Over the past 200 years, the ocean and atmosphere have been accumulating massive amounts of carbon dioxide as factories, automobiles, airplanes and more churn out the powerful greenhouse gas. Two articles published in Nature by University of Hawaiʻi at Mānoa oceanographers provide a reality check on the limitations of carbon dioxide removal and a warning that marine heatwaves need clear definitions so communities can adapt.
Limitations of carbon dioxide removal
In all the scenarios assessed by the United Nations’ Intergovernmental Panel on Climate Change, nations around the world must dramatically and rapidly reduce their dependence on fossil fuels in order to limit global warming to 1.5–2 °C above pre-industrial levels. Further, the paths to limit warming also require the removal of carbon dioxide from the atmosphere, using methods that are still in the early stages of development.
David Ho, oceanography professor at the UH Mānoa School of Ocean and Earth Science and Technology (SOEST), wrote in his Nature article, “We must stop talking about deploying [carbon dioxide removal] as a solution today, when emissions remain high—as if it somehow replaces radical, immediate emission cuts. We have to shift the narrative as a matter of urgency.”
This is critical, he points out, over the next few years, as pressure mounts to develop technology-based climate solutions. Instead, Ho advocates for rapid decarbonization of global energy systems, especially since the effectiveness of carbon dioxide removal depends on emissions being low.
“Humanity has never removed an atmospheric pollutant at a global, continental or, even, regional scale—we have only ever shut down the source and let nature do the clearing up,” he wrote, in a warning about not relying on carbon dioxide removal in case it does not work. “We must slow the carbon clock to a crawl before we can turn it back.”
Clarifying marine heatwaves
In the same issue of Nature, Malte Stuecker and Brian Powell, professors in the SOEST Department of Oceanography, and their co-authors, all members of the U.S. NOAA Marine Ecosystem Task Force, identified the need for clearer definitions of marine heatwaves so coastal communities could adapt to these events and resource managers can better prioritize mitigation strategies.

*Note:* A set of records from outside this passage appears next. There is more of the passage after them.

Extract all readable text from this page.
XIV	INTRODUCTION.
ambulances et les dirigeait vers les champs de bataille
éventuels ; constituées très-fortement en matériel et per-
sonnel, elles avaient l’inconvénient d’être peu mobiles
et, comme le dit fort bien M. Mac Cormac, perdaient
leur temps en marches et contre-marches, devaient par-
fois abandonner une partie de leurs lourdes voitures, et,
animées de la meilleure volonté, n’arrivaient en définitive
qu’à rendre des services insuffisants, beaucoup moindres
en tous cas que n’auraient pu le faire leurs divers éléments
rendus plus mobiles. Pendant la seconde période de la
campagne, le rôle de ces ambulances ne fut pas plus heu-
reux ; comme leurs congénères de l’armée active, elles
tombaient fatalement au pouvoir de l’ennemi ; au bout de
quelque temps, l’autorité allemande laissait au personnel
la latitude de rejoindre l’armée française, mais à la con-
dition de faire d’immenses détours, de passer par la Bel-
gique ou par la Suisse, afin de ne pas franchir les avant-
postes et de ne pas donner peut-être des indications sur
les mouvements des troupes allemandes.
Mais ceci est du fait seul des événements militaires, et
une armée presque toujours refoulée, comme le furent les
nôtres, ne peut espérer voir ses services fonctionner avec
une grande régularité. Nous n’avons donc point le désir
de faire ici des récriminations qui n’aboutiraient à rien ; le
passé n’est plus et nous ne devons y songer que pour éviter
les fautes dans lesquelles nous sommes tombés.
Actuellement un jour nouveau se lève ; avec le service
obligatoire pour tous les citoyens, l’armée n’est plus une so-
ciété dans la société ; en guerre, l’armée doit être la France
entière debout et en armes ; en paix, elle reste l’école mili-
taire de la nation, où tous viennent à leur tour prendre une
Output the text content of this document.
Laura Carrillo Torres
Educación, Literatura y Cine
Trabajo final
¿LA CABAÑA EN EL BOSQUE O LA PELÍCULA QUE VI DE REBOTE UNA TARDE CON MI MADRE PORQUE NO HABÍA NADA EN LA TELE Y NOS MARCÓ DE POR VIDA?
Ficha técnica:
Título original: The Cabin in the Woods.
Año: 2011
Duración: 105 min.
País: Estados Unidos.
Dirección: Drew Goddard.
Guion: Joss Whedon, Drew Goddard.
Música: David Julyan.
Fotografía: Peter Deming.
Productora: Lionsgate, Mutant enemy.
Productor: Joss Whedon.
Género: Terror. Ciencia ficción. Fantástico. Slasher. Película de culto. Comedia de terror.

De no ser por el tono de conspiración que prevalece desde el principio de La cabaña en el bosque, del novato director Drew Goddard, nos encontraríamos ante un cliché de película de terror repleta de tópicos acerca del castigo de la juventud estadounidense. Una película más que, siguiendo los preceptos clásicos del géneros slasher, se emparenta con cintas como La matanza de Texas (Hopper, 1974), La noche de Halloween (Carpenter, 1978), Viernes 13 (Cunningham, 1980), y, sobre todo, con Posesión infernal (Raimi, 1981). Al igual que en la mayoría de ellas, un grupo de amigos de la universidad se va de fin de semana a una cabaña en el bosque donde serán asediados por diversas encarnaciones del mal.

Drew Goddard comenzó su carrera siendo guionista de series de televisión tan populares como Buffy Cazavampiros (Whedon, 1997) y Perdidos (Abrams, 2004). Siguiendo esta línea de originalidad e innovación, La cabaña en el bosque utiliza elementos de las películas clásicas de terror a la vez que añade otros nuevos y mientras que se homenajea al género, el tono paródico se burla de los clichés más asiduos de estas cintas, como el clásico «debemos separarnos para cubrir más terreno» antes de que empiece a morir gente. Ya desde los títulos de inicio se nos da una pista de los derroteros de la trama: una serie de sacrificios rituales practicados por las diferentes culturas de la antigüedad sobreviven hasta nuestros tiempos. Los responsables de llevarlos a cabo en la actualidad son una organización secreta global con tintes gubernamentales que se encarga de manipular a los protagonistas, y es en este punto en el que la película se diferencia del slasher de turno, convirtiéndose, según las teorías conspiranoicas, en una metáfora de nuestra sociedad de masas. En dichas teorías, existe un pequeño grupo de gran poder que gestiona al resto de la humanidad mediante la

“Clearly communicating baselines for assessing ocean warming is essential for understanding extreme events and how they will affect marine ecosystems and livelihoods in the future,” the co-authors wrote.
The researchers highlight that the term “marine heatwave” is currently being used to refer to two different phenomena—short lasting extreme events and long-term warming trends. They note that the communication breakdown is “having real-world consequences” and worry that “the public might become desensitized to the real threat of marine heatwaves.”
When it comes to changes in surface ocean temperature, the authors recommend using the phrase “long-term temperature trends” to describe the relatively slow changes in ocean temperature that occur over decades or longer—primarily due to anthropogenic greenhouse gasses increasing.
In contrast, they recommend only using the term “marine heatwave” to describe ocean temperature changes that are transient and extremely warm relative to the expected conditions for a given place and time, as defined by an evolving, recent climatological reference period.
Finally, use of the term “total heat exposure” is recommended to describe the combination of long-term warming and marine heatwaves.
The paper notes, “by adopting our suggested ocean temperature communication framework, scientists will be able to better equip marine resource decision makers to assess and prepare for risks associated with different types of ocean temperature change.”
These publications highlight the complexities and also the need for accuracy and data-driven decision making as community members, resource managers, innovators, politicians and investors all come to the table to ensure a more stable climate path for future generations.